Toen de deur openging sprongen we boven op hem. Vanbinnen was ik duizelig, alles ging open en weer dicht. Julia speelde het altijd klaar hem als eerste een zoen te geven, met haar armen stijf om zijn nek. In zijn aktentas had hij steevast een verrassing voor ons bij zich. Een keer had hij een jong amberboompje bij zich, dat hij bij het spoor had gevonden. Dat had hij voor mamma in onze achtertuin geplant.
Toen ging pappa thuis werken.
De schoolbus zette ons af. We hadden elke dag bij elkaar passende kleren aan, die mamma op de naaimachine in het souterrain had gemaakt. Julia bepaalde welke kleren we zouden aantrekken en legde ze ‘s-ochtends klaar op onze bedden. Jane en ik vonden het altijd best. Dat soort dingen kon ons niet zo schelen. Jane haalde de post uit de rode brievenbus en we liepen de oprit op. Elke dag stond pappa weer op een nieuw plekje. Soms stond hij achter de deur in de nis. Soms verstopte hij zich tussen de bomen langs de oprit en sloop hij daar rond, maakte geluiden, probeerde ons te laten schrikken. Wij wisten altijd dat hij het was, maar toch deden we alsof we schrokken. Soms was hij zo ongeduldig dat hij gewoon aan het eind van de oprit stond te wachten tot de portieren opengingen en wij de gele schoolbus uit kwamen buitelen.
Toen was ook dat voorbij.
∗
Allison was het eerste vriendinnetje van mijn oude school dat opeens niet meer bij mij thuis mocht komen spelen van haar moeder. Het was een blond meisje met lichtblauwe ogen. Het waren geen edelstenen, nogal dof eigenlijk, maar wel blauw, en ze was blond en die neus had precies het goeie knikje. Haar tanden stonden recht en ze had een chihuahua die Spinky heette. Zo’n hondje wou ik ook. Haar haarschuifjes waren van goudfiligrein. Ze was dol op het woord ‘filigrein’ en ik vond het ook een mooi woord, net als het zwierige patroon dat het vormde. Filigreinachtig mooi. Allison was filigreinachtig mooi, met al die tere lijnen en haar vogelachtige enkels. Haar dunne blonde haar. “Ik kan niet komen,” zei Allison. “Ik moet naar pianoles.” Ik stond in de keuken, met het telefoonsnoer om me heen gewikkeld. Het was een lang snoer dat je eindeloos om je heen kon wikkelen. Ik was omwikkeld als een mummie. Mijn vingertoppen werden wit. Ze had gisteren pianoles gehad. Mijn mond vertrok en zakte ver open, zoals altijd wanneer me iets werd onthouden wat ik wilde hebben en ik me stom voelde dat ik erom had gevraagd.
“Jij moet wel steengoed willen worden,” zei ik. “Maar daarna dan?”
Ze zweeg even. Er kwam zon door het raam, waardoor ik het warm kreeg. Het was zo’n warm soort herfstdag. Naar school had ik wol aangehad terwijl ik beter katoen aan had kunnen hebben. Ik zat er altijd naast met het weer. Julia bepaalde niet meer welke kleren we zouden aantrekken. Ik had me de hele dag ongemakkelijk gevoeld en met een rooie kop rondgelopen.

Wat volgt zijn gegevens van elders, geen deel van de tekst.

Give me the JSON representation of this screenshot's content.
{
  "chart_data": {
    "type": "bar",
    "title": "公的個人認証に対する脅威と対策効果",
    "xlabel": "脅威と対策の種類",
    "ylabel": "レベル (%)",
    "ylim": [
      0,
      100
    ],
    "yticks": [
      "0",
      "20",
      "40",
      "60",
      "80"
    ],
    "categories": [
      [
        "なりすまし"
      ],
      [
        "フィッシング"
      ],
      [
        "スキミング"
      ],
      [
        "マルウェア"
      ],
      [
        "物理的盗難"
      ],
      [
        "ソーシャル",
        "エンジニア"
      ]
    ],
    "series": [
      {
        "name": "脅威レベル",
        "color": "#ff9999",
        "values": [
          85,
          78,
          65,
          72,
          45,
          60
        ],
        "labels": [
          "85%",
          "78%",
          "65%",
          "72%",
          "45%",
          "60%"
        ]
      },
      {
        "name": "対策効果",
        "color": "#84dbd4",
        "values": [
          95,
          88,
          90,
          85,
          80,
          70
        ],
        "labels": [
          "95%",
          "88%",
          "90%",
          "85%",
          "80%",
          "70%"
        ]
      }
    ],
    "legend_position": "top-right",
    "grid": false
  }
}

“Heb ik ook les,” zei ze ten slotte. Nog meer les. Balletles en dansles en zwemles en schaatsles. Noem-maar-op-les. Haar stem klonk kribbig. Ik vond het altijd vreselijk om bij haar te logeren. Ze had vijf zusjes en er sliepen er drie op één kamer. Niet omdat ze geen geld hadden voor eigen kamers, maar omdat ze dat leuker vonden. De twee oudsten zaten op kostschool. Ik sliep’in Allisons onderschuifbed en we lagen tot heel laat met zijn vieren te praten. Allison en ik waren de jongsten. Net als we waren weggedommeld begonnen de ruzies. Allisons vader had een gemene stem en hij was groot, met diepliggende ogen en een dikke bos zwart haar, en Allisons moeder was mooi, heel lang, ook met zwart haar, en ze had blauwe ogen en sloeg altijd haar armen om me heen. Ik wilde nooit weg uit haar armen. Het waren lange, slanke, warme armen, die me omwikkelden als het telefoonsnoer en me een beschermd gevoel gaven. We hoorden van alles vallen en dan begonnen de oudere zusjes hard te praten en een verhaaltje te vertellen en lachte Allison en de geheimzinnige geluiden werden half en half overstemd.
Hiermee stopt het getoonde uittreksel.